How to Minimize the Cash You Need To Buy Your New Home.
If you are like many other first time buyers can afford to pay
your monthly payments but have difficulty to save enough cash to
buy a home, I have good news for you. It is possible to buy a home
with a low 3 to 5% down payment and structure the transaction to
minimize the closing costs and prepaid expenses.
You'll just use a bank's money to help you out buying a home.
A little creativity can often help you to enjoy the freedom and
security of owning your own home and build up equity as your property
increases in value.
Most first-time buyers can qualify for a mortgage loan, but they
may need help from parents to make the down payment or closing costs
on their home. There are loan programs that minimize the down payment
and closing costs for first-time buyers. These programs usually
require that 3 to 5 percent of the purchase price come from the
buyers funds, not from a loan or gift.
Most lenders ask for the last three months' bank records, and the
borrower will be asked to reveal the origin of any large deposits.
If the money comes from the parents, the lender may not consider
those funds when qualifying the buyers.
If you are planning to help your children finance a home, you should
transfer any funds several months before they begin their house-hunting.
If it is a loan, you should draw up a formal re-payment agreement
with your children to eliminate potential misunderstandings between
you, your children, and any siblings.
There are two ways to minimize your closing costs
First is to ask you lender about "no closing costs mortgage".
Your interest rate will be slightly higher, but the lender will
void their fees and may even issue you a credit towards your lawyer's
fees and a title company. Expect to pay 0.25% increase in your rate
for the cash amount equal to 1% of your loan amount.

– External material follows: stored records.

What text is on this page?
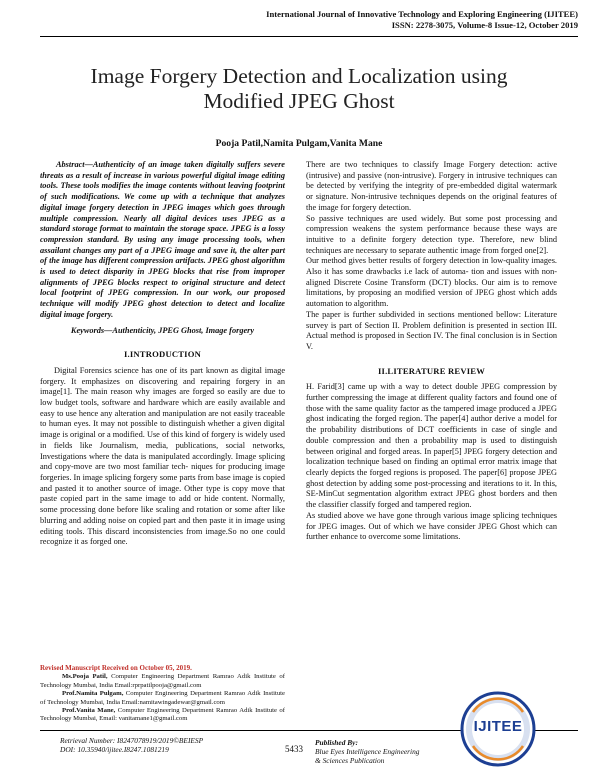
International Journal of Innovative Technology and Exploring Engineering (IJITEE)
ISSN: 2278-3075, Volume-8 Issue-12, October 2019
Image Forgery Detection and Localization using
Modified JPEG Ghost
Pooja Patil,Namita Pulgam,Vanita Mane

Abstract—Authenticity of an image taken digitally suffers severe threats as a result of increase in various powerful digital image editing tools. These tools modifies the image contents without leaving footprint of such modifications. We come up with a technique that analyzes digital image forgery detection in JPEG images which goes through multiple compression. Nearly all digital devices uses JPEG as a standard storage format to maintain the storage space. JPEG is a lossy compression standard. By using any image processing tools, when assailant changes any part of a JPEG image and save it, the alter part of the image has different compression artifacts. JPEG ghost algorithm is used to detect disparity in JPEG blocks that rise from improper alignments of JPEG blocks respect to original structure and detect local footprint of JPEG compression. In our work, our proposed technique will modify JPEG ghost detection to detect and localize digital image forgery.

Keywords—Authenticity, JPEG Ghost, Image forgery

I.INTRODUCTION

Digital Forensics science has one of its part known as digital image forgery. It emphasizes on discovering and repairing forgery in an image[1]. The main reason why images are forged so easily are due to low budget tools, software and hardware which are easily available and easy to use hence any alteration and manipulation are not easily traceable to human eyes. It may not possible to distinguish whether a given digital image is original or a modified. Use of this kind of forgery is widely used in fields like Journalism, media, publications, social networks, Investigations where the data is manipulated accordingly. Image splicing and copy-move are two most familiar tech- niques for producing image forgeries. In image splicing forgery some parts from base image is copied and pasted it to another source of image. Other type is copy move that paste copied part in the same image to add or hide content. Normally, some processing done before like scaling and rotation or some after like blurring and adding noise on copied part and then paste it in image using editing tools. This discard inconsistencies from image.So no one could recognize it as forged one.

There are two techniques to classify Image Forgery detection: active (intrusive) and passive (non-intrusive). Forgery in intrusive techniques can be detected by verifying the integrity of pre-embedded digital watermark or signature. Non-intrusive techniques depends on the original features of the image for forgery detection.

So passive techniques are used widely. But some post processing and compression weakens the system performance because these ways are intuitive to a definite forgery detection type. Therefore, new blind techniques are necessary to separate authentic image from forged one[2].

Our method gives better results of forgery detection in low-quality images. Also it has some drawbacks i.e lack of automa- tion and issues with non-aligned Discrete Cosine Transform (DCT) blocks. Our aim is to remove limitations, by proposing an modified version of JPEG ghost which adds automation to algorithm.

The paper is further subdivided in sections mentioned bellow: Literature survey is part of Section II. Problem definition is presented in section III. Actual method is proposed in Section IV. The final conclusion is in Section V.

II.LITERATURE REVIEW

H. Farid[3] came up with a way to detect double JPEG compression by further compressing the image at different quality factors and found one of those with the same quality factor as the tampered image produced a JPEG ghost indicating the forged region. The paper[4] author derive a model for the probability distributions of DCT coefficients in case of single and double compression and then a probability map is used to distinguish between original and forged areas. In paper[5] JPEG forgery detection and localization technique based on finding an optimal error matrix image that clearly depicts the forged regions is proposed. The paper[6] propose JPEG ghost detection by adding some post-processing and iterations to it. In this, SE-MinCut segmentation algorithm extract JPEG ghost borders and then the classifier classify forged and tampered region.

As studied above we have gone through various image splicing techniques for JPEG images. Out of which we have consider JPEG Ghost which can further enhance to overcome some limitations.

Revised Manuscript Received on October 05, 2019.

Ms.Pooja Patil, Computer Engineering Department Ramrao Adik Institute of Technology Mumbai, India Email:rprpatilpooja@gmail.com

Prof.Namita Pulgam, Computer Engineering Department Ramrao Adik Institute of Technology Mumbai, India Email:namitawingadewar@gmail.com

Prof.Vanita Mane, Computer Engineering Department Ramrao Adik Institute of Technology Mumbai, Email: vanitamane1@gmail.com

Retrieval Number: I8247078919/2019©BEIESP
DOI: 10.35940/ijitee.I8247.1081219	5433
Published By:
Blue Eyes Intelligence Engineering
& Sciences Publication
IJITEE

Even though you pay a higher interest rate, that interest is tax
deductible. The difference in your monthly payment will be very
small, but the difference in available cash is significant. Another
point to consider is today's interest rates. If rates are low as
today by buying a home you lock your still very low rate. By waiting
the rates may go much higher by the time you'll have all necessary
cash. If rates today had been high you would have a chance and consider
refinancing within 4-5 years anyways.
The second way is to ask the seller to pay a portion of the closing
costs. I can negotiate with a seller to cover some of your closing
Here's how we can do it...
As a rule, the sellers may pay a maximum of 3 percent of the sales
price if the buyer is putting five percent down. If the buyer is
making a down payment of 10 percent or more, the seller can contribute
up to 6 percent of the sales price to cover the buyer's closing
Some items must be paid by the buyers, such as prepaid taxes and
the first month's mortgage payment. Sellers may also contribute
to paying the appraisal, points, title insurance, settlement attorney
fees, state or local transfer taxes and similar items. Keep in mind
that if the credit is included in the price of the house, the appraiser
will have to justify the amount, based on sales prices of similar
homes in the neighborhood.
Simply put, the seller is interested in what they will net from
the selling, and they will get their check on the closing. For example
the asking price of the house is $450,000. You are ready to offer
the seller $445,000. Your closing costs and prepaid expenses will
be around let say $7,000. So, we'll offer the seller $452,000 and
will ask them to credit $7,000 toward your closing costs. You exchange
the checks during the closing, so seller nets his $452,000 and pays
your costs of $7,000. It is true, your mortgage amount will be $7,000
higher which may cost you extra $30-$40 in you monthly payment,
but you just have saved $7,000 of cash and could buy a new home.
How To Avoid Paying PMI
Purchase a home using both a first and second mortgage. The first
mortgage would be for 80% of the home's appraised value. The second
mortgage, which would close at the same time as the first, would
be for 10% of the home's appraised value. In other words, if you
have a 10% down payment, your first loan would provide for the 80%
mortgage with a second mortgage of 10%. This is commonly referred
to as an 80 -10 -10 transaction. These are also available as 75/15/10
from certain lenders. While mortgage insurance premium payments
are not tax deductible, the interest on a 2nd mortgage would be
fully tax deductible. Another added benefit is that the second mortgage
is typically amortized over 15 years, increasing your equity faster.
Some lenders offer self-insured programs. This type of loan would
carry a higher interest rate than a standard loan with PMI. While
mortgage insurance premium payments are not tax deductible, the
interest associated with a self-insured mortgage would be tax deductible.